You can set grouping to true if you want to pre-aggregation those events. And dims not only used for rolling up rows by dimensions, but also for sorting the rows. Sorting is good for compression and indexing. e.g.

{
    "schema":{
        "columns":
        [
            {"name": "c0", "dataType": "int"},
            {"name": "c1", "dataType": "string"},
            {"name": "c2", "dataType": "int"}
        ]
    },
    "agg":{
        "grouping": true,
        "dims": [
            "c0",
            "c1"
        ],
        "metrics": [
            {"name": "c2", "agg": "sum"}
        ]
    }

The rows in realtime segments will be arranged like SELECT c0, c1, sum(c2) FROM XXX GROUP BY c0, c1 ORDER BY c0, c1.

And don't forget to specify agg setting in Hive table schema.

Drill settings

Optimize Drill. The most important settings:

  • planner.width.max_per_node - Max scan threads per node. Set to a reasonable value to avoid big/slow queries swallowing all machine resources and influences between queries.
  • planner.width.max_per_query - Max scan threads per query.
  • planner.in_subquery_threshold - The IN condition translating to JOIN threshold. We normally set to 100.

For example, if you have 12 cores and 24 threads on each node, suggestion is first set to the values below, and then twist them with balancing between single query performance and concurrent ability.

alter system set planner.width.max_per_node = 5
alter system set planner.width.max_per_query = 1000;

You can also following the official Drill document to do furter tunings. https://drill.apache.org/docs/performance-tuning-introduction/.

HDFS Short-Circuit Local Reads

IndexR have done lots of optimization on IO operations since version 0.4.1. And HDFS Short-Circuit Local Reads is highly recommanded in IndexR. It can minimize the hdfs client cost while doing disk IO. Normally you can see at least 35% query speed up after open Short-Circuit Local Reads.

Steps:

  • On each Hadoop datanode machine, create dir /var/lib/hadoop-hdfs if not exists yet, and chown to the user who running Hadoop process.
mkdir -p /var/lib/hadoop-hdfs
chown -R hadoop /var/lib/hadoop-hdfs
  • Modify hdfs-site.xml in both Hadoop (e.g. etc/hadoop/hdfs-site.xml) and Drill (conf/hdfs-site.xml), add
  <property>
    <name>dfs.client.read.shortcircuit</name>
    <value>true</value>
  </property>
  <property>
    <name>dfs.domain.socket.path</name>
    <value>/var/lib/hadoop-hdfs/dn_socket</value>
  </property>
  • Add -Djava.library.path=<hadoop native lib dir> to DRILL_JAVA_OPTS in drill-env.sh. For example, suppose your Hadoop is installed in /usr/local/hadoop, then:
export DRILL_JAVA_OPTS="... -Djava.library.path=/usr/local/hadoop/lib/native"

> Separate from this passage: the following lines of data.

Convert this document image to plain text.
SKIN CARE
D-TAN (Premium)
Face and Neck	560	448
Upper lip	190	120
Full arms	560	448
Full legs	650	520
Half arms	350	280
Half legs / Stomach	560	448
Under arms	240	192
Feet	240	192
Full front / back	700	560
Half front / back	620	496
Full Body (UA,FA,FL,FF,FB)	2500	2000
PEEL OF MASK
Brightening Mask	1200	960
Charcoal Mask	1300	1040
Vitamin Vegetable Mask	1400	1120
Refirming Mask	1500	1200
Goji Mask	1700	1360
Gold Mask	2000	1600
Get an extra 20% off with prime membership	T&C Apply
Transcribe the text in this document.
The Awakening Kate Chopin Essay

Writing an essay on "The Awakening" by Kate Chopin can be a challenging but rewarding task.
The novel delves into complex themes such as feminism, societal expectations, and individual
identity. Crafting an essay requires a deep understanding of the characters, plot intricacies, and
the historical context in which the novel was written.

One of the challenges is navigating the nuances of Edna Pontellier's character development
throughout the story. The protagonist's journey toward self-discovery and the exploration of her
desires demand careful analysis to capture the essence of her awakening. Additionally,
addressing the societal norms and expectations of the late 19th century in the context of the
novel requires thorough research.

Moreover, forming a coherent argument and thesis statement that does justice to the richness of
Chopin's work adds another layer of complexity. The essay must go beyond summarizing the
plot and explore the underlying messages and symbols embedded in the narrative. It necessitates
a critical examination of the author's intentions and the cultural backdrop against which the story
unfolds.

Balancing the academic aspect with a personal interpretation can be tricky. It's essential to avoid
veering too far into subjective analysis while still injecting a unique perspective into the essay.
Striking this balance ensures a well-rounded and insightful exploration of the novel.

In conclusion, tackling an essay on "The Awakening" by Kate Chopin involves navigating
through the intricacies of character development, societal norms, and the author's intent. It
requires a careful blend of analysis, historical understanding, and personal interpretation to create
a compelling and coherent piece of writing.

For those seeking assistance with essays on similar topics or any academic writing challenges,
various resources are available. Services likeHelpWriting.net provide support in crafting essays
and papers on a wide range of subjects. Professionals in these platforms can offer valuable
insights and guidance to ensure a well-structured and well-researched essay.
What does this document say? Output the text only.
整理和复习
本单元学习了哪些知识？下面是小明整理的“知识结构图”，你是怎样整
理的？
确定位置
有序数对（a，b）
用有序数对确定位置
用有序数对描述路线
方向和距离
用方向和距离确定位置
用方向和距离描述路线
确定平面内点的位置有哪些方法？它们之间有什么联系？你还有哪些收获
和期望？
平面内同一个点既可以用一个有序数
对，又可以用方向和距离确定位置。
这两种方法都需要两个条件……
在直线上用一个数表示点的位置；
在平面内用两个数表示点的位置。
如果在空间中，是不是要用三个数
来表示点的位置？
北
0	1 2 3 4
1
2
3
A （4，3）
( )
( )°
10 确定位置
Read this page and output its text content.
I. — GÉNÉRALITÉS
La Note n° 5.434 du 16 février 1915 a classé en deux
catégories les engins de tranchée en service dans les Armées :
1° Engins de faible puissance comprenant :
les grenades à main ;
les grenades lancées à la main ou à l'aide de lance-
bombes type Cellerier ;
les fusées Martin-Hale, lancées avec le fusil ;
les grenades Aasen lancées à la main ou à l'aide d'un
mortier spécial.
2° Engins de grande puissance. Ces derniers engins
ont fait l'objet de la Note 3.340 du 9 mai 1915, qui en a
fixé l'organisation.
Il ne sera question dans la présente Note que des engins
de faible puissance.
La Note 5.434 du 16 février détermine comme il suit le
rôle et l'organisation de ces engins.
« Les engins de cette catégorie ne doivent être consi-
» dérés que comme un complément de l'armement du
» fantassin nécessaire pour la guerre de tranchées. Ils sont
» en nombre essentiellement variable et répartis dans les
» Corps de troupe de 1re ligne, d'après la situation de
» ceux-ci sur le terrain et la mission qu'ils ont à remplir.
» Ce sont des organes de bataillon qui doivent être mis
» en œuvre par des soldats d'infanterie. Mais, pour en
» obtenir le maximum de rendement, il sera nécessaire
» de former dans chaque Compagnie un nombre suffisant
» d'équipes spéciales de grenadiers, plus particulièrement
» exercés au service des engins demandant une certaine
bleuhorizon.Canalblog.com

  • Restart HDFS cluster and Drill cluster
  • Run some queries, and check your datanode log file. After found some logs like below, means you are good to go!
2017-05-17 12:15:08,855 INFO org.apache.hadoop.hdfs.server.datanode.DataNode.clienttrace: src: 127.0.0.1, dest: 127.0.0.1, op: RELEASE_SHORT_CIRCUIT_FDS, shmId: 40f0d080fa46195d4f3e0c425622f707, slotIdx: 126, srvID: b7d8fa4c-13c5-4cfc-abff-044effc64db7, success: true

After you done with configuration, please check carefully whether Short-Circuit Local Reads is actually working or not. If don't, then you may run into Hadoop version incompatible issue. The libhadoop.so (see here) may not compatible between different hadoop versions. Drill is by default using Hadoop 2.7.1. You will need to recompile your Drill distribution with corresponding Hadoop version. Follow this commit to modify some Drill code and recompile it. Note that please change hadoop.version to your own Hadoop cluster version!